My statement didn’t go over well. The rest went downhill. She basically told us if we got married we were going to Hell. That was truly the one meeting I had with my wife’s Mom. Her Dad I met very briefly another time, and there was really no discussion about anything.   As you can imagine this meeting was very painful for my wife. And now that we have children, knowing that her parents are good people, just close-minded due to their own set of beliefs, it is painful knowing they will not meet our sons. Our sons are amazing. I mean what parent doesn’t think their kid is the best kid in the world? We are no different. And again when I think of her parents, I feel such pity because they are missing out. This divide between us because of religious beliefs is so great, such a chasm, that it has broken the bond between mother and daughter, father and daughter, grandparents and grandchildren. That is what lesbians have to deal with when we meet our “in-laws”. That is one of the reasons I started this blog. Because people want to hear the happy, fun side to being lesbians/gay/queer. Well there is a dark side. It’s icky and painful, but I’m not scared to rip off that band-aid. Light needs to shine into the dark.

I said I was lucky in the beginning of this. I’m getting there. I am lucky that my wife is so kind and compassionate like her own parents. Because in her handling of being disowned I learned so much. She handled it in a way I would never have been able to. My respect and love for her grew tremendously as she navigated something so painful with such grace. I am lucky that I only had to meet her parents once. I am lucky that my wife faced a choice- her parents or her sexual orientation and she had the courage and strength to choose her true self. She chooses me and our sons every day.

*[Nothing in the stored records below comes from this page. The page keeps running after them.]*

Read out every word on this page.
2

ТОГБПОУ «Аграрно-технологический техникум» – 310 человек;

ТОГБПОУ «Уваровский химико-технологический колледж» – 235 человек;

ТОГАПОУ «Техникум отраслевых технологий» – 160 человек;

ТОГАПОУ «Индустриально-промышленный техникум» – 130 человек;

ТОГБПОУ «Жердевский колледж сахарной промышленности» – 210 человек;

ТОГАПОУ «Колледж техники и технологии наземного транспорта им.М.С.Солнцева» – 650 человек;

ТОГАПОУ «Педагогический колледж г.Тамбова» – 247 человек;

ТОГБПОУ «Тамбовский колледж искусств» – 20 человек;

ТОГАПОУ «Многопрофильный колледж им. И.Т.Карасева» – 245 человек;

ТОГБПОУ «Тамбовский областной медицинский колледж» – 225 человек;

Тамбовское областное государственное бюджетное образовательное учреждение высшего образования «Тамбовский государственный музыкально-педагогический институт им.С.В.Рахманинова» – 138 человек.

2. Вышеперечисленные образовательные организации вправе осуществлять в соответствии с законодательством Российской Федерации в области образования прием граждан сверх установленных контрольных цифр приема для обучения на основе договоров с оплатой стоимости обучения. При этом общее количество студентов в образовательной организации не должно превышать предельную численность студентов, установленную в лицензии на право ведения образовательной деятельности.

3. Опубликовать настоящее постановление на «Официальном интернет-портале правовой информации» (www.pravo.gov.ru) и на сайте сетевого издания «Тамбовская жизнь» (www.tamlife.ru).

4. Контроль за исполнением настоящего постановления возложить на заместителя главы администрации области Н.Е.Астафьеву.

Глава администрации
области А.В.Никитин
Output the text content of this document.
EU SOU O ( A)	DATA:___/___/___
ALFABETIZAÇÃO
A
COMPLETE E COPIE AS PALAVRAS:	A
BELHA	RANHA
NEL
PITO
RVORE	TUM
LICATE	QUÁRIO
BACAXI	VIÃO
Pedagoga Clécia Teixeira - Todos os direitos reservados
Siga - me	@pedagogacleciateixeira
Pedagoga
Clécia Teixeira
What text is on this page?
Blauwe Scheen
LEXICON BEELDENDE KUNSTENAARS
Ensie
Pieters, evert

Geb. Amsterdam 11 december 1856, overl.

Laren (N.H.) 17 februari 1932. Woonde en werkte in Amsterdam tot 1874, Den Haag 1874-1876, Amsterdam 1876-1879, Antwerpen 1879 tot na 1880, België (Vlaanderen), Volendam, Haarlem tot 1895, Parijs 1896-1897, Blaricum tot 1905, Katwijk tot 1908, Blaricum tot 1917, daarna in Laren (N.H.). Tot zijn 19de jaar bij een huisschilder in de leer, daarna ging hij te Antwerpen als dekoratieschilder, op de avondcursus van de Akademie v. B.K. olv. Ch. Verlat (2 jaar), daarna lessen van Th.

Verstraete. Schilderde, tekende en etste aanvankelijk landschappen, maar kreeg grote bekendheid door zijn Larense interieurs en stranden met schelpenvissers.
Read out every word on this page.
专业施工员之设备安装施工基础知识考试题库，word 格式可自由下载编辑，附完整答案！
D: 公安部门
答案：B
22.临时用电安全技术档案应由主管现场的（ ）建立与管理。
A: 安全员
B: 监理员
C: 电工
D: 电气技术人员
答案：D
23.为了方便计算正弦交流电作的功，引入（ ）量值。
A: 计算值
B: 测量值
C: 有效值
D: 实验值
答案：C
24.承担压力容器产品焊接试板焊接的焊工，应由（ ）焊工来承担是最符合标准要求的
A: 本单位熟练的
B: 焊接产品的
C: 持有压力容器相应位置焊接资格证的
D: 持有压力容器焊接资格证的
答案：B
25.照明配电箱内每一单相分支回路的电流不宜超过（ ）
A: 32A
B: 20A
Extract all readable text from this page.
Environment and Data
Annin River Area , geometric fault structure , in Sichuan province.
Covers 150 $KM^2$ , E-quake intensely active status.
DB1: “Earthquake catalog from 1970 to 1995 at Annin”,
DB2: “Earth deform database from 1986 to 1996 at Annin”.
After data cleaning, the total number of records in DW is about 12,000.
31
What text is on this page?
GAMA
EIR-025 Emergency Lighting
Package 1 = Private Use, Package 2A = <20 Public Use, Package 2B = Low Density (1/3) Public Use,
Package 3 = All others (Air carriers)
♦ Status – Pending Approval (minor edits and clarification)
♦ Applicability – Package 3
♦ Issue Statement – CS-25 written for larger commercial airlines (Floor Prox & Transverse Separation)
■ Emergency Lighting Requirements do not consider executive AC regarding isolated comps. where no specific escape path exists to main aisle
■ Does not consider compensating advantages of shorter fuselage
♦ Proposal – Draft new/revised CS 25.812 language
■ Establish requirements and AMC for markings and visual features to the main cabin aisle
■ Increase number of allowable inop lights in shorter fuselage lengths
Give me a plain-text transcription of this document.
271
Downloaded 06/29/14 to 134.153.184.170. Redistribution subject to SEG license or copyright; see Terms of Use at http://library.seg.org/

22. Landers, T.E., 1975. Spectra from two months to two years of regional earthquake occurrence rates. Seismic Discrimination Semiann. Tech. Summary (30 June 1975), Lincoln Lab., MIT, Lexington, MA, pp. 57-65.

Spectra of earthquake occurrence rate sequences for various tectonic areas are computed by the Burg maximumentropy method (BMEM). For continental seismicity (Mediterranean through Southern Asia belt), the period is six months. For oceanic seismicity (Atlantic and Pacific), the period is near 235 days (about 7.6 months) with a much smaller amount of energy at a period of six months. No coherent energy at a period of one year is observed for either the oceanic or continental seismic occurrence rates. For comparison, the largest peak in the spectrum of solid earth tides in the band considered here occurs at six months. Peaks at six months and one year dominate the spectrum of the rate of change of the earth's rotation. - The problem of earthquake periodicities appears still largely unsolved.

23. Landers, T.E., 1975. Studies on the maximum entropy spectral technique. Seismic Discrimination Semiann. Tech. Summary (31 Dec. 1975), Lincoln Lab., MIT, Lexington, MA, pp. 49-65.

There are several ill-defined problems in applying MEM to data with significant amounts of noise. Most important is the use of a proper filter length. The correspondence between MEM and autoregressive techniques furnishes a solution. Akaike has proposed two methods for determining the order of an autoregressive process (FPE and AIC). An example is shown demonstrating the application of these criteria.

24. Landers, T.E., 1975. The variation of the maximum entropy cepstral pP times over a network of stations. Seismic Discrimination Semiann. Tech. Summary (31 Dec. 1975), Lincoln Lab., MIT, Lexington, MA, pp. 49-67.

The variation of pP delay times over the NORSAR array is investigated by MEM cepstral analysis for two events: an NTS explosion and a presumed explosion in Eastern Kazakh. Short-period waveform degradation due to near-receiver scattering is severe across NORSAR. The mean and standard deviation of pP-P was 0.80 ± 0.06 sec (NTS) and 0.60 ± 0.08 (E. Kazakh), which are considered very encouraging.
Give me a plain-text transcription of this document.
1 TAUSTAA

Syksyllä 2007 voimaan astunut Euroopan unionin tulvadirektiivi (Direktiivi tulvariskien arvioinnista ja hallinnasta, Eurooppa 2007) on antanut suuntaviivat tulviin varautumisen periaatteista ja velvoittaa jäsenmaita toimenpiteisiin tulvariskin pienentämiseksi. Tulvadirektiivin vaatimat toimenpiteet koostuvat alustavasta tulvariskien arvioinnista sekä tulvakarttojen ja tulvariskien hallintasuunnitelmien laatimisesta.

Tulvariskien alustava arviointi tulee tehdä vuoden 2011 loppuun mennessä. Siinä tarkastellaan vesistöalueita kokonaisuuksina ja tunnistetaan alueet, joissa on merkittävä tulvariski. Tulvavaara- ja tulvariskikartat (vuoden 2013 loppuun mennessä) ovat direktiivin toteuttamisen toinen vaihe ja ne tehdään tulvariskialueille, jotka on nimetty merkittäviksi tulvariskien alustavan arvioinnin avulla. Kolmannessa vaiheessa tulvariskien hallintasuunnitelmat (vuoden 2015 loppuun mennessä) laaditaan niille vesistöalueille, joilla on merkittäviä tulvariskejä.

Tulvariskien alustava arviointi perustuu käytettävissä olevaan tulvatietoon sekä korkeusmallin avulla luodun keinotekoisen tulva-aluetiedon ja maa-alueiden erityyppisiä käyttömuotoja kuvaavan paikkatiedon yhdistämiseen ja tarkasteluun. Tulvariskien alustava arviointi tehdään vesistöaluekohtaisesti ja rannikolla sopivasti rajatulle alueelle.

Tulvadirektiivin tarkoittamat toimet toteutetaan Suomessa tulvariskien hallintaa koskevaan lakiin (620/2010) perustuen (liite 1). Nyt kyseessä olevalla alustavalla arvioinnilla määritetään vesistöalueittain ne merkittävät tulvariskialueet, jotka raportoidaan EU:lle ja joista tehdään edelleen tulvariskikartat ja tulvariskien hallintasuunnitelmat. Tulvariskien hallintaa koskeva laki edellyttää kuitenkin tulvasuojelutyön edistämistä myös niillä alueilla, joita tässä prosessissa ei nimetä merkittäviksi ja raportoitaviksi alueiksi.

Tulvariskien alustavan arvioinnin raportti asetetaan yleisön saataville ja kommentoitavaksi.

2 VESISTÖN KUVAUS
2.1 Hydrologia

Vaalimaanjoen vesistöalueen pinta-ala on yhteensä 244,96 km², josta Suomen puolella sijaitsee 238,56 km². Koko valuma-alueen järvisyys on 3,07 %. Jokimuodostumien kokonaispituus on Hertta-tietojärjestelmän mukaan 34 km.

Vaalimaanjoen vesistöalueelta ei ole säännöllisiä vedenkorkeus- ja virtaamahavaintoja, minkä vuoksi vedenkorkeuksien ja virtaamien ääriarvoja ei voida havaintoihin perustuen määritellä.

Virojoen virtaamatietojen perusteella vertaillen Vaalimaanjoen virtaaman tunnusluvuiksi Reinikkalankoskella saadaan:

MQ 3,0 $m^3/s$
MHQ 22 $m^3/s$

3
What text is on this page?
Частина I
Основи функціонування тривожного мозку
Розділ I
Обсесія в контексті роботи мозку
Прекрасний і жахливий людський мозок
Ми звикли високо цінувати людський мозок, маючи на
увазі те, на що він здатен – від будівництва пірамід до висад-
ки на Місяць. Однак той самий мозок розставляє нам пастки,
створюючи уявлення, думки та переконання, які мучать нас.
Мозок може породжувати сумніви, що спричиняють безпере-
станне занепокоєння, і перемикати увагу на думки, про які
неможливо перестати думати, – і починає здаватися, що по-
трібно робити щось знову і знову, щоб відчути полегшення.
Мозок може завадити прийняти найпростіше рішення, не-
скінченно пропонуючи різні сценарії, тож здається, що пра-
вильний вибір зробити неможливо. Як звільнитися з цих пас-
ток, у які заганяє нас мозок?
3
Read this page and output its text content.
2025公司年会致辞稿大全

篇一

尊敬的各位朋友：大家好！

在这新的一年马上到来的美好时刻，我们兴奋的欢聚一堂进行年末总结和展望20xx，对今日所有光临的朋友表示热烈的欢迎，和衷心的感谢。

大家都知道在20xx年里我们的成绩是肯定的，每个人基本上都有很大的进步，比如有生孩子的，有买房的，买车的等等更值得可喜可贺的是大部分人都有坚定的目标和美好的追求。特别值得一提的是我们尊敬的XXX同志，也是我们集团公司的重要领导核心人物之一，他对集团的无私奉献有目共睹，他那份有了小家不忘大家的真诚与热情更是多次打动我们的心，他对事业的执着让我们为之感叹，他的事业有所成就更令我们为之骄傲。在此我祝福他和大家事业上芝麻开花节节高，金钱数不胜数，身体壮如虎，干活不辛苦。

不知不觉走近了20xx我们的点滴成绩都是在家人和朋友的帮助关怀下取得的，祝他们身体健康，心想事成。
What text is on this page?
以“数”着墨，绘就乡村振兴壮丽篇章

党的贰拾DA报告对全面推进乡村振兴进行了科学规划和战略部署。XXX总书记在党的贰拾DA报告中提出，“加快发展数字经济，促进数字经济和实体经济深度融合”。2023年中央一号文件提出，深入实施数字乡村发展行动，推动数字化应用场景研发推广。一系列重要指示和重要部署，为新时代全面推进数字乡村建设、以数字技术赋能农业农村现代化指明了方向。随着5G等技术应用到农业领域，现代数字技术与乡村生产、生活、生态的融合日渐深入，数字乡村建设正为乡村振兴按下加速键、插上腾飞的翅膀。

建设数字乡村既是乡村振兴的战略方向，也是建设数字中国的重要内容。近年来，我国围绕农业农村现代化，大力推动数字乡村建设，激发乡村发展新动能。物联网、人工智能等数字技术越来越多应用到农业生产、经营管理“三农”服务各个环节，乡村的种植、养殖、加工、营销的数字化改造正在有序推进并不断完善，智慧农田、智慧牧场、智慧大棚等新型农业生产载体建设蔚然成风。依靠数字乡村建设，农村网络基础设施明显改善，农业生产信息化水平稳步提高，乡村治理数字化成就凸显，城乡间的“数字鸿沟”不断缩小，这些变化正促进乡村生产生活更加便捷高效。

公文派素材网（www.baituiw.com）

There are heterosexual couples who have those same devastating choices, but not as frequently as lesbians. And it adds a layer of depth to our marriage because of everything she had to sacrifice to be with me. It made the growing of our family with our sons even more profound for her because we are all she has now. Except for my family too…but I’ll get to them later on! Meeting the parents is usually awkward for any one but for me, as a lesbian, it was so painful for all parties involved. It was filled with intolerance, discrimination, and judgement. And not just on her parents end. I am guilty of judging them as well. I absolutely judge them for not being a part of her life- I’m working on it. I try and respect them and their beliefs, but it’s hard because I disagree so completely. I post this with the hope that people reading will understand meeting Mom and Dad (or Mom & Mom or Dad & Dad) when in a same-sex relationship is fraught with emotions and different scenarios then heterosexual couples may face. Be supportive, be accepting, and be kind.